The government has raised Taiwan’s GDP outlook for 2017 to a three-year high on strong export momentum, while it expects inflationary pressures to remain mild.
The central bank is expected to leave the discount rate at 1.375 percent at its quarterly meeting on Thursday, all 14 analysts polled by Reuters predicted.
It had cut the rate four times in a row from late 2015 to help lift the trade-reliant economy out of a mild recession.
“Only the U.S. is raising rates now. It is mostly to normalize its monetary policy rather than tightening,” said analyst Lucas Lee of Mega Securities Investment Advisory.
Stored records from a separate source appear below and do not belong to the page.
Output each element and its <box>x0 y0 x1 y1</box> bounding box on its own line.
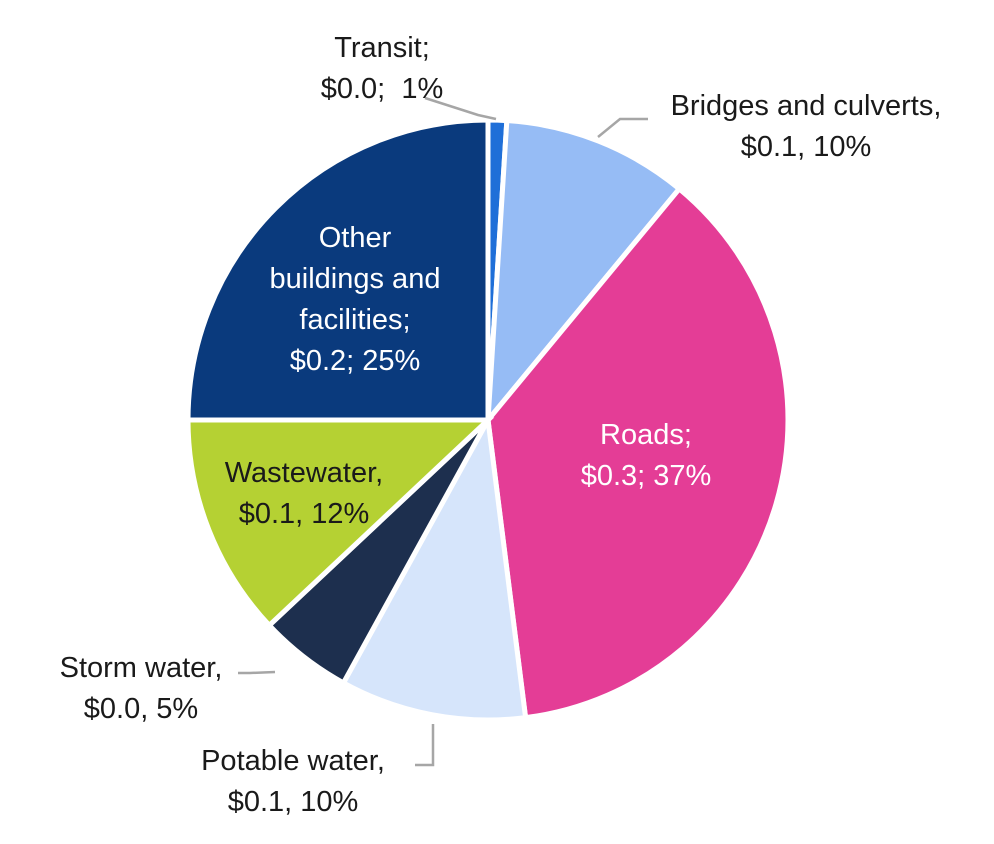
label-wastewater: Wastewater, $0.1, 12% <box>225 457 383 530</box>
slice-other-buildings-and-facilities <box>185 117 491 423</box>
label-bridges-and-culverts: Bridges and culverts, $0.1, 10% <box>671 90 942 163</box>
label-line: $0.0, 5% <box>84 693 198 725</box>
label-line: Other <box>319 222 392 254</box>
leader-lines <box>238 96 648 767</box>
label-transit: Transit; $0.0; 1% <box>321 32 444 105</box>
label-roads: Roads; $0.3; 37% <box>581 419 712 492</box>
label-line: Wastewater, <box>225 457 383 489</box>
slice-roads <box>485 185 791 721</box>
label-storm-water: Storm water, $0.0, 5% <box>60 652 223 725</box>
leader-line-transit <box>424 96 497 121</box>
label-line: buildings and <box>270 263 441 295</box>
label-line: $0.1, 10% <box>228 786 359 818</box>
pie-slices <box>185 117 791 723</box>
label-line: Roads; <box>600 419 692 451</box>
slice-wastewater <box>185 417 495 629</box>
label-line: Storm water, <box>60 652 223 684</box>
label-line: facilities; <box>299 304 410 336</box>
label-line: Transit; <box>334 32 430 64</box>
leader-line-storm-water <box>238 670 276 675</box>
label-line: Bridges and culverts, <box>671 90 942 122</box>
label-line: $0.2; 25% <box>290 345 421 377</box>
label-line: $0.3; 37% <box>581 460 712 492</box>
label-line: $0.1, 10% <box>741 131 872 163</box>
leader-line-bridges-and-culverts <box>597 117 648 138</box>
slice-potable-water <box>340 412 529 723</box>
slice-bridges-and-culverts <box>485 117 683 428</box>
label-line: Potable water, <box>201 745 385 777</box>
label-line: $0.1, 12% <box>239 498 370 530</box>
label-potable-water: Potable water, $0.1, 10% <box>201 745 385 818</box>
leader-line-potable-water <box>415 724 435 767</box>
label-line: $0.0; 1% <box>321 73 444 105</box>
slice-labels: Transit; $0.0; 1% Bridges and culverts, $0.… <box>60 32 942 818</box>
label-other-buildings-and-facilities: Other buildings and facilities; $0.2; 25% <box>270 222 441 377</box>
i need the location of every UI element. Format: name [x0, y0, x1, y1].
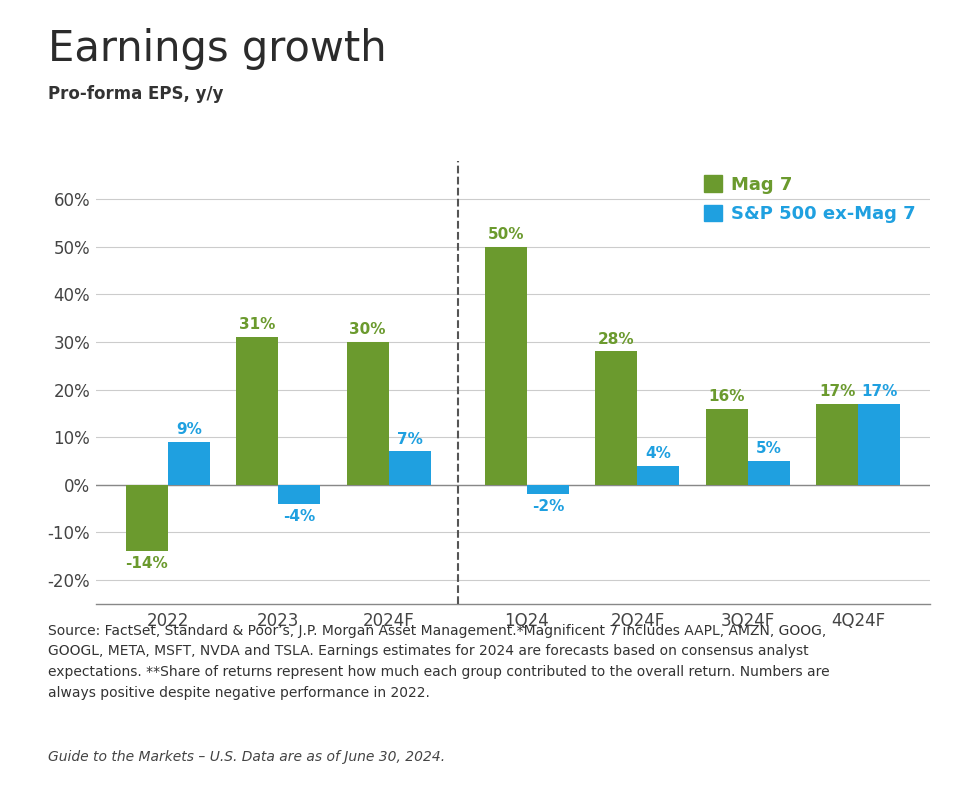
Text: 31%: 31% — [239, 317, 275, 332]
Bar — [596, 352, 638, 485]
Text: 16%: 16% — [709, 389, 745, 404]
Text: -2%: -2% — [531, 499, 564, 514]
Text: 17%: 17% — [819, 384, 855, 399]
Text: 30%: 30% — [349, 322, 386, 337]
Bar — [388, 452, 431, 485]
Legend: Mag 7, S&P 500 ex-Mag 7: Mag 7, S&P 500 ex-Mag 7 — [699, 170, 922, 229]
Text: 4%: 4% — [645, 446, 671, 461]
Text: -4%: -4% — [283, 509, 316, 523]
Bar — [526, 485, 569, 494]
Bar — [858, 404, 901, 485]
Text: 5%: 5% — [756, 441, 782, 456]
Text: 7%: 7% — [397, 431, 423, 447]
Bar — [126, 485, 168, 551]
Text: Source: FactSet, Standard & Poor’s, J.P. Morgan Asset Management.*Magnificent 7 : Source: FactSet, Standard & Poor’s, J.P.… — [48, 624, 830, 700]
Bar — [816, 404, 858, 485]
Bar — [706, 409, 748, 485]
Bar — [748, 461, 790, 485]
Text: Guide to the Markets – U.S. Data are as of June 30, 2024.: Guide to the Markets – U.S. Data are as … — [48, 750, 445, 764]
Bar — [485, 246, 526, 485]
Text: 50%: 50% — [487, 227, 525, 242]
Bar — [278, 485, 320, 504]
Text: 17%: 17% — [861, 384, 898, 399]
Bar — [236, 337, 278, 485]
Bar — [638, 465, 679, 485]
Text: Earnings growth: Earnings growth — [48, 28, 386, 70]
Text: Pro-forma EPS, y/y: Pro-forma EPS, y/y — [48, 85, 223, 102]
Text: 9%: 9% — [175, 422, 201, 437]
Bar — [168, 442, 210, 485]
Text: 28%: 28% — [598, 332, 635, 347]
Text: -14%: -14% — [126, 556, 168, 571]
Bar — [347, 342, 388, 485]
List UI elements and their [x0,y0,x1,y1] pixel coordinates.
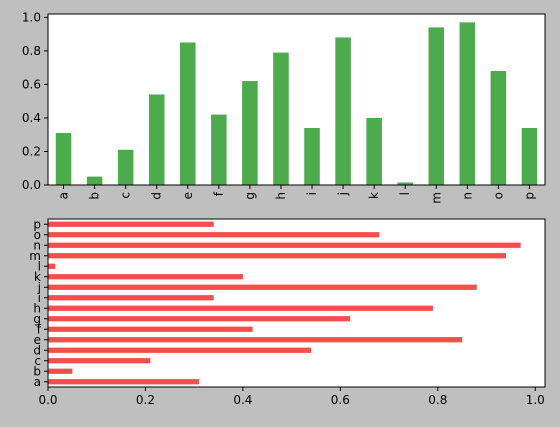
top-y-tick-label: 0.2 [22,144,41,158]
bottom-x-tick-label: 1.0 [526,393,545,407]
top-bar-a [55,133,72,185]
bottom-y-tick-label: o [34,228,41,242]
bottom-y-tick-label: a [34,375,41,389]
bottom-bar-c [48,358,151,364]
bottom-bar-a [48,379,200,385]
top-x-tick-label: p [522,192,536,200]
bottom-y-tick-label: b [33,364,41,378]
top-bar-n [459,22,476,185]
bottom-bar-k [48,274,243,280]
top-y-tick-label: 0.0 [22,178,41,192]
top-x-tick-label: k [367,192,381,199]
bottom-bar-d [48,347,312,353]
bottom-bar-b [48,368,73,374]
top-x-tick-label: c [119,192,133,199]
top-y-tick-label: 0.6 [22,77,41,91]
bottom-bar-j [48,284,477,290]
bottom-axes-frame [47,218,546,388]
top-bar-f [211,114,227,185]
top-bar-i [304,128,320,185]
bottom-y-tick-label: k [34,270,41,284]
top-x-tick-label: d [150,192,164,200]
bottom-bar-i [48,295,214,301]
top-bar-g [242,81,258,185]
top-x-tick-label: n [460,192,474,200]
top-x-tick-label: a [57,192,71,199]
bottom-x-tick-label: 0.6 [331,393,350,407]
top-x-tick-label: i [305,192,319,195]
top-y-tick-label: 0.8 [22,44,41,58]
bottom-x-ticks: 0.0 0.2 0.4 0.6 0.8 1.0 [38,387,545,407]
bottom-bar-o [48,232,380,238]
bottom-y-tick-label: h [33,301,41,315]
top-x-tick-label: f [212,191,226,196]
bottom-bar-g [48,316,351,322]
bottom-x-tick-label: 0.4 [233,393,252,407]
bottom-x-tick-label: 0.8 [428,393,447,407]
bottom-y-tick-label: g [33,312,41,326]
bottom-x-tick-label: 0.2 [136,393,155,407]
bottom-x-tick-label: 0.0 [38,393,57,407]
top-x-tick-label: m [429,192,443,204]
top-bar-h [273,52,289,185]
bottom-y-tick-label: n [33,238,41,252]
bottom-bar-h [48,305,433,311]
bottom-bar-n [48,242,521,248]
top-bar-o [490,71,507,185]
top-x-tick-label: e [181,192,195,199]
top-y-tick-label: 0.4 [22,111,41,125]
bottom-bar-p [48,221,214,227]
vertical-bar-chart: 0.0 0.2 0.4 0.6 0.8 1.0 a b c d e f g h i j k l m n o p [22,10,546,204]
top-bar-b [86,176,103,185]
bottom-y-tick-label: d [33,343,41,357]
bottom-y-tick-label: e [34,333,41,347]
bottom-y-tick-label: p [33,217,41,231]
bottom-y-tick-label: m [29,249,41,263]
top-bar-l [397,182,413,185]
top-bar-e [180,42,196,185]
top-bar-p [521,128,538,185]
bottom-bar-e [48,337,463,343]
top-bar-m [428,27,445,186]
bottom-y-tick-label: f [37,322,42,336]
top-y-tick-label: 1.0 [22,10,41,24]
top-x-tick-label: l [398,192,412,195]
top-x-tick-label: b [88,192,102,200]
top-x-tick-label: h [274,192,288,200]
top-x-tick-label: o [491,192,505,199]
bottom-bars-group [48,221,521,385]
top-bar-d [148,94,165,185]
top-y-ticks: 0.0 0.2 0.4 0.6 0.8 1.0 [22,10,48,192]
bottom-y-tick-label: l [38,259,41,273]
top-bar-j [335,37,351,186]
top-x-tick-label: g [243,192,257,200]
bottom-bar-m [48,253,507,259]
bottom-bar-f [48,326,253,332]
top-x-ticks: a b c d e f g h i j k l m n o p [57,185,536,204]
bottom-y-tick-label: i [38,291,41,305]
top-bar-k [366,117,382,185]
bottom-bar-l [48,263,56,269]
top-bars-group [55,22,538,186]
top-x-tick-label: j [336,192,350,196]
bottom-y-tick-label: j [37,280,41,294]
top-bar-c [117,149,134,185]
top-axes-frame [47,13,546,186]
bottom-y-tick-label: c [34,354,41,368]
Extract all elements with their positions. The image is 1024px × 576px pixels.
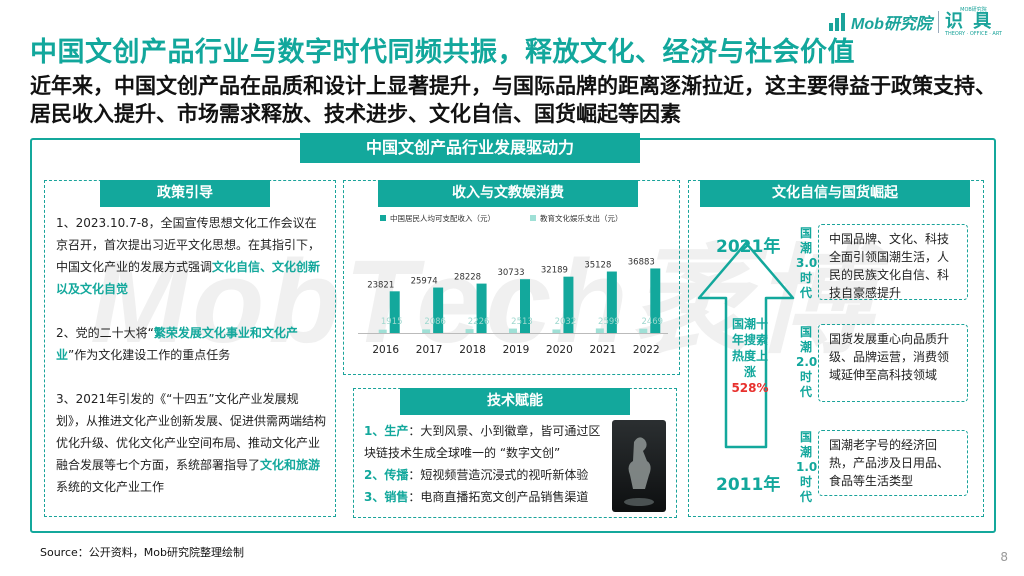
spend-bar [552, 329, 561, 333]
legend-label: 中国居民人均可支配收入（元） [390, 213, 495, 223]
search-growth-value: 528% [731, 381, 769, 395]
income-bar [433, 287, 444, 333]
income-value-label: 28228 [454, 273, 481, 283]
digital-collectible-image [612, 420, 666, 512]
policy-text: 1、2023.10.7-8，全国宣传思想文化工作会议在京召开，首次提出习近平文化… [56, 216, 327, 494]
income-value-label: 25974 [411, 277, 438, 287]
x-tick-label: 2018 [459, 344, 486, 356]
spend-value-label: 2513 [511, 317, 533, 327]
culture-heading: 文化自信与国货崛起 [700, 180, 970, 207]
income-value-label: 36883 [628, 257, 655, 267]
gen-box-2: 国货发展重心向品质升级、品牌运营，消费领域延伸至高科技领域 [818, 324, 968, 402]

Economists said it was unlikely the central bank would follow the U.S. Federal Reserve in raising interest rates this year as that would accelerate Taiwan dollar TWD=TP momentum.
The local currency has strengthened about 6.4 percent against the U.S. dollar since the start of this year, making it Asia’s second-best performing currency after the Korean won.
Most economists do no anticipate a rate hike until early next year, in part because a strong Taiwan dollar is already putting a dent in exporters’ profitability.
Last month, the government raised its full-year 2017 GDP forecast to 2.05 percent, up from the last estimate of 1.92 percent, thanks to solid demand for tech gadgets.
Taiwan’s exports in May expanded for the eighth straight month, as factories rushed to meet orders for new product launches, such as Apple Inc’s (AAPL.O) iPhone 8.
Momentum will likely cool in the second half of the year, with a slowdown in China and the impact of U.S. President Donald Trump’s protectionist trade policies being potential risks for Taiwan’s economy.